Quante volte non hai espresso le tue idee perché temevi non fossero giuste – o ti è stato detto non essere giuste?
Quante volte hai dovuto mettere da parte i tuoi valori e accettare compromessi che non volevi accettare, sentendo di aver tradito te stesso e ciò in cui credi?
O magari, sei già stato da uno psicologo e ti è stata fornita una diagnosi, oppure ti è stata proposta un’interpretazione sul tuo comportamento – o sul tuo modo di interagire con gli altri, o su come vivi la tua relazione di coppia, e quant’altro – e questa diagnosi o questa interpretazione non ti sono piaciute, ma hai dovuto accettarle perché ti è stato detto che erano vere?
Quante volte ti sei sentito giudicato, “non normale”, e hai cercato disperatamente di essere “normale”, perché ti è stato fatto credere che essere normale voglia dire essere nel giusto?
Ecco, il mio obiettivo è aiutarti a smontare queste narrazioni dominanti sulla verità e la normalità, liberarti dalla gabbia della verità a tutti costi, e aiutarti a ragionare in termini di utilità.
La diagnosi che hai ricevuto ti è utile o no? Se ti è utile la teniamo, altrimenti usiamo altri termini e altre parole per raccontare la tua esperienza.
L’interpretazione che hai ricevuto ti è utile? Se sì, vediamo come sfruttarla a tuo vantaggio, altrimenti troviamone una più utile, oppure lasciamo perdere le interpretazioni.
Descriverti nel modo in cui ti descrivi ti è utile? Se sì, manteniamo questa descrizione, altrimenti costruiamone una più utile e vantaggiosa per te.

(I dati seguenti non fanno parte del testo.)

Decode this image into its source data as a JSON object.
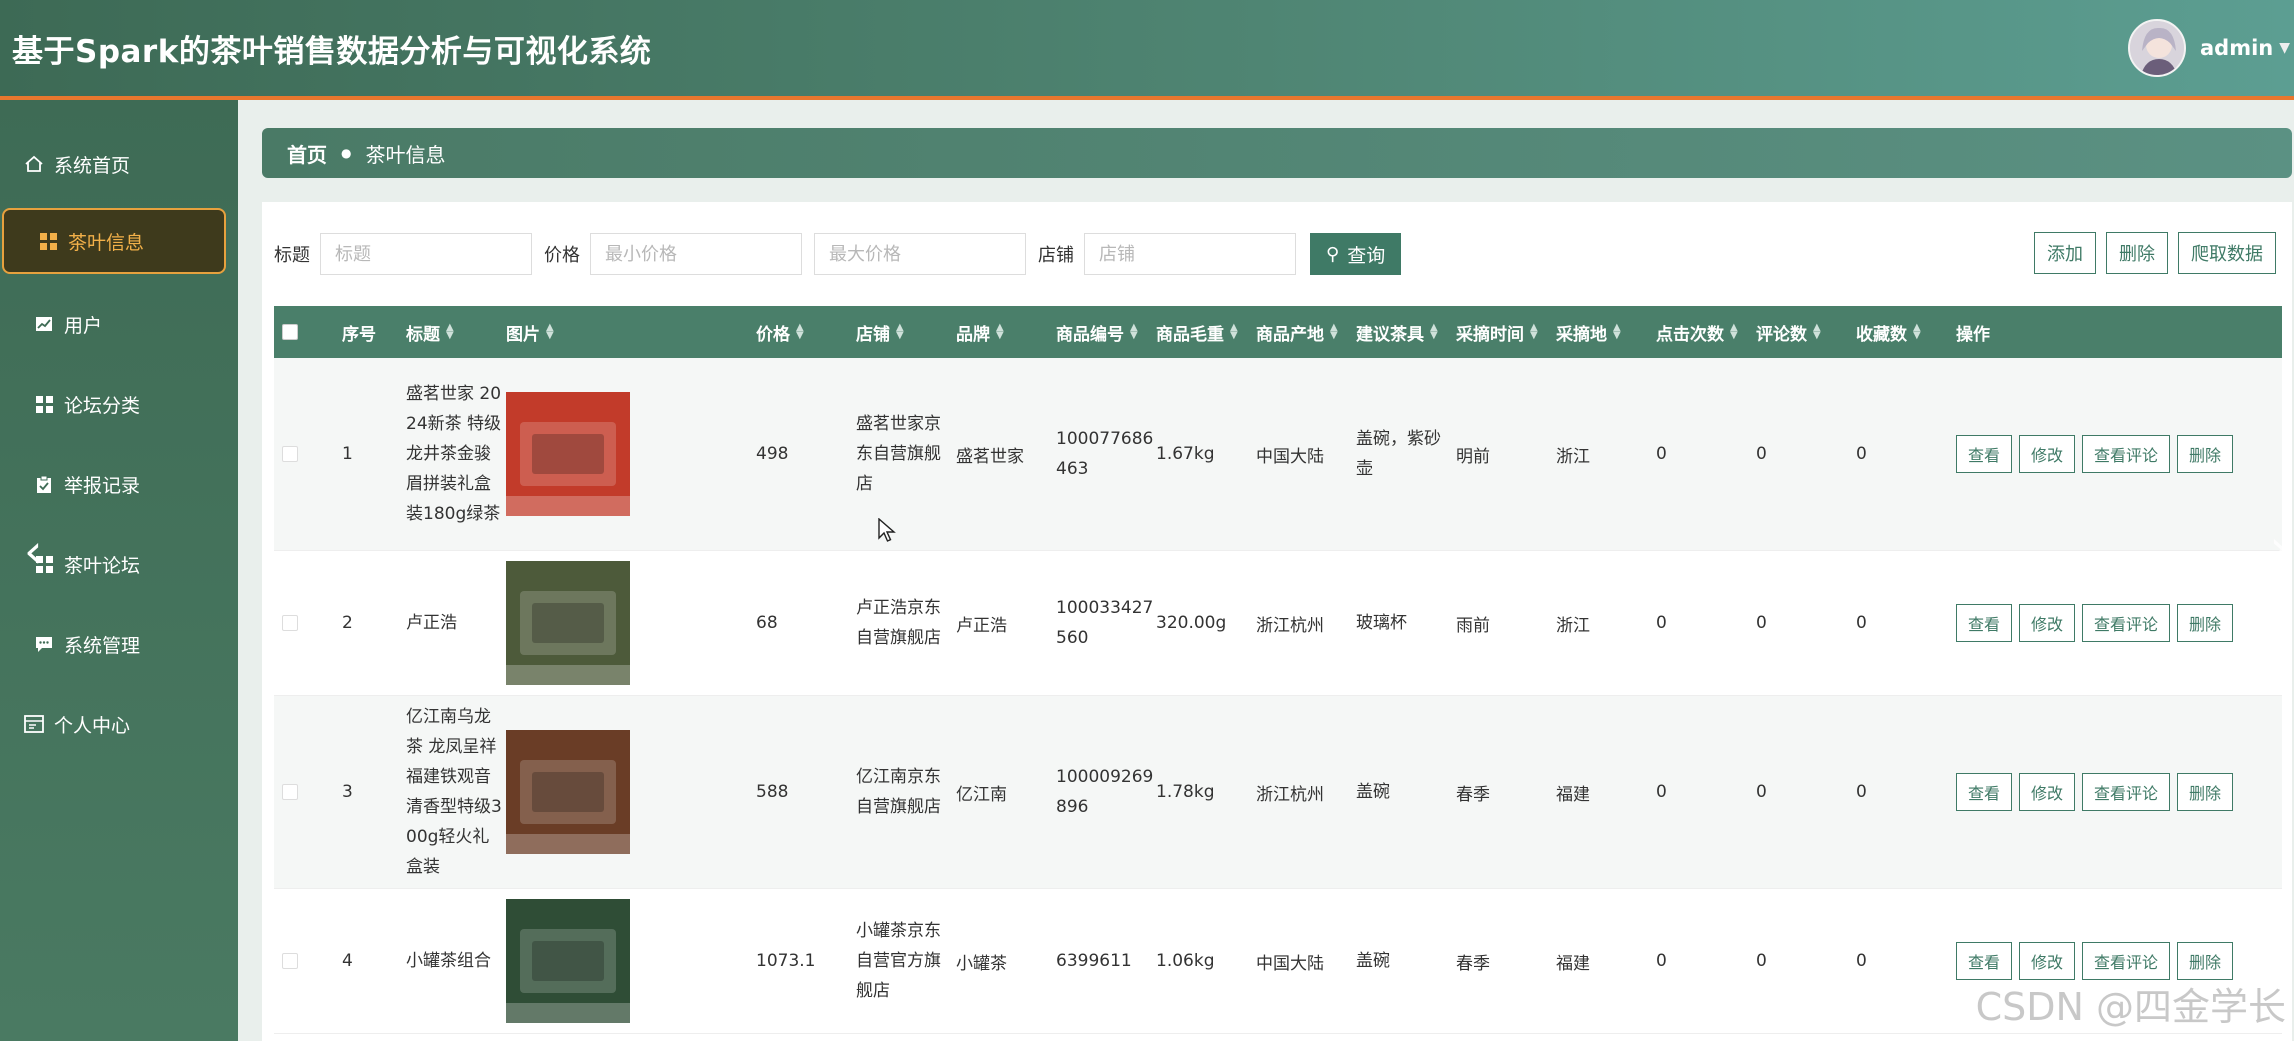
{
  "header": {
    "title": "基于Spark的茶叶销售数据分析与可视化系统",
    "username": "admin"
  },
  "sidebar": {
    "items": [
      {
        "label": "系统首页",
        "icon": "home-icon"
      },
      {
        "label": "茶叶信息",
        "icon": "grid-icon",
        "active": true
      },
      {
        "label": "用户",
        "icon": "chart-icon"
      },
      {
        "label": "论坛分类",
        "icon": "grid-icon"
      },
      {
        "label": "举报记录",
        "icon": "clipboard-icon"
      },
      {
        "label": "茶叶论坛",
        "icon": "grid-icon"
      },
      {
        "label": "系统管理",
        "icon": "chat-icon"
      },
      {
        "label": "个人中心",
        "icon": "profile-icon"
      }
    ]
  },
  "breadcrumb": {
    "home": "首页",
    "current": "茶叶信息"
  },
  "search": {
    "title_label": "标题",
    "title_placeholder": "标题",
    "price_label": "价格",
    "min_price_placeholder": "最小价格",
    "max_price_placeholder": "最大价格",
    "shop_label": "店铺",
    "shop_placeholder": "店铺",
    "query_button": "查询"
  },
  "actions": {
    "add": "添加",
    "delete": "删除",
    "crawl": "爬取数据"
  },
  "table": {
    "headers": {
      "index": "序号",
      "title": "标题",
      "image": "图片",
      "price": "价格",
      "shop": "店铺",
      "brand": "品牌",
      "product_id": "商品编号",
      "weight": "商品毛重",
      "origin": "商品产地",
      "teaware": "建议茶具",
      "pick_time": "采摘时间",
      "pick_place": "采摘地",
      "clicks": "点击次数",
      "comments": "评论数",
      "favorites": "收藏数",
      "operations": "操作"
    },
    "row_actions": {
      "view": "查看",
      "edit": "修改",
      "view_comments": "查看评论",
      "delete": "删除"
    },
    "rows": [
      {
        "index": "1",
        "title": "盛茗世家 2024新茶 特级龙井茶金骏眉拼装礼盒装180g绿茶",
        "price": "498",
        "shop": "盛茗世家京东自营旗舰店",
        "brand": "盛茗世家",
        "product_id": "100077686463",
        "weight": "1.67kg",
        "origin": "中国大陆",
        "teaware": "盖碗，紫砂壶",
        "pick_time": "明前",
        "pick_place": "浙江",
        "clicks": "0",
        "comments": "0",
        "favorites": "0",
        "image_color": "#c23b2a"
      },
      {
        "index": "2",
        "title": "卢正浩",
        "price": "68",
        "shop": "卢正浩京东自营旗舰店",
        "brand": "卢正浩",
        "product_id": "100033427560",
        "weight": "320.00g",
        "origin": "浙江杭州",
        "teaware": "玻璃杯",
        "pick_time": "雨前",
        "pick_place": "浙江",
        "clicks": "0",
        "comments": "0",
        "favorites": "0",
        "image_color": "#4d5a3a"
      },
      {
        "index": "3",
        "title": "亿江南乌龙茶 龙凤呈祥 福建铁观音 清香型特级300g轻火礼盒装",
        "price": "588",
        "shop": "亿江南京东自营旗舰店",
        "brand": "亿江南",
        "product_id": "100009269896",
        "weight": "1.78kg",
        "origin": "浙江杭州",
        "teaware": "盖碗",
        "pick_time": "春季",
        "pick_place": "福建",
        "clicks": "0",
        "comments": "0",
        "favorites": "0",
        "image_color": "#6a3d26"
      },
      {
        "index": "4",
        "title": "小罐茶组合",
        "price": "1073.1",
        "shop": "小罐茶京东自营官方旗舰店",
        "brand": "小罐茶",
        "product_id": "6399611",
        "weight": "1.06kg",
        "origin": "中国大陆",
        "teaware": "盖碗",
        "pick_time": "春季",
        "pick_place": "福建",
        "clicks": "0",
        "comments": "0",
        "favorites": "0",
        "image_color": "#2f4d36"
      }
    ]
  },
  "watermark": "CSDN @四金学长"
}
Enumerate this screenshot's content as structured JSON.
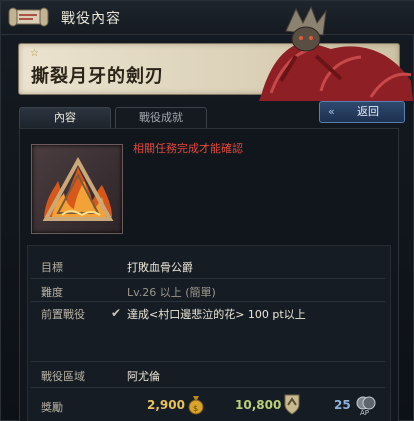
{
  "window": {
    "title": "戰役內容"
  },
  "banner": {
    "title": "撕裂月牙的劍刃"
  },
  "tabs": [
    {
      "label": "內容"
    },
    {
      "label": "戰役成就"
    }
  ],
  "back_button": {
    "arrow": "«",
    "label": "返回"
  },
  "notice": "相關任務完成才能確認",
  "details": {
    "target_label": "目標",
    "target_value": "打敗血骨公爵",
    "difficulty_label": "難度",
    "difficulty_value": "Lv.26 以上 (簡單)",
    "prereq_label": "前置戰役",
    "prereq_value": "達成<村口邊悲泣的花> 100 pt以上",
    "area_label": "戰役區域",
    "area_value": "阿尤倫",
    "reward_label": "獎勵"
  },
  "rewards": {
    "gold": "2,900",
    "contribution": "10,800",
    "ap": "25"
  },
  "icons": [
    "scroll-icon",
    "quest-fire-icon",
    "check-icon",
    "money-bag-icon",
    "shield-badge-icon",
    "ap-icon"
  ],
  "colors": {
    "notice": "#e0483c",
    "gold": "#e8c25a",
    "green": "#b9d27a",
    "blue": "#8fb0d8"
  }
}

Le parole sono importanti.
Costruiscono vite e creano mondi.
E molto spesso noi, nel raccontare noi stessi e la nostra vita, usiamo parole che non ci appartengono ma che ci sono state date dagli altri o dal nostro contesto sociale.
Io ti aiuto a raccontare la tua vita con le tue parole.
A scegliere le definizioni che ritieni migliori per te.
A usare le parole e le frasi che più ti aiutano a migliorare la tua vita.
Se inizi a raccontare a la tua storia, se fai sentire la tua voce, potrai lasciare un segno nel mondo, e questo, per quanto mi riguarda, è uno degli elementi che dà senso alla nostra vita.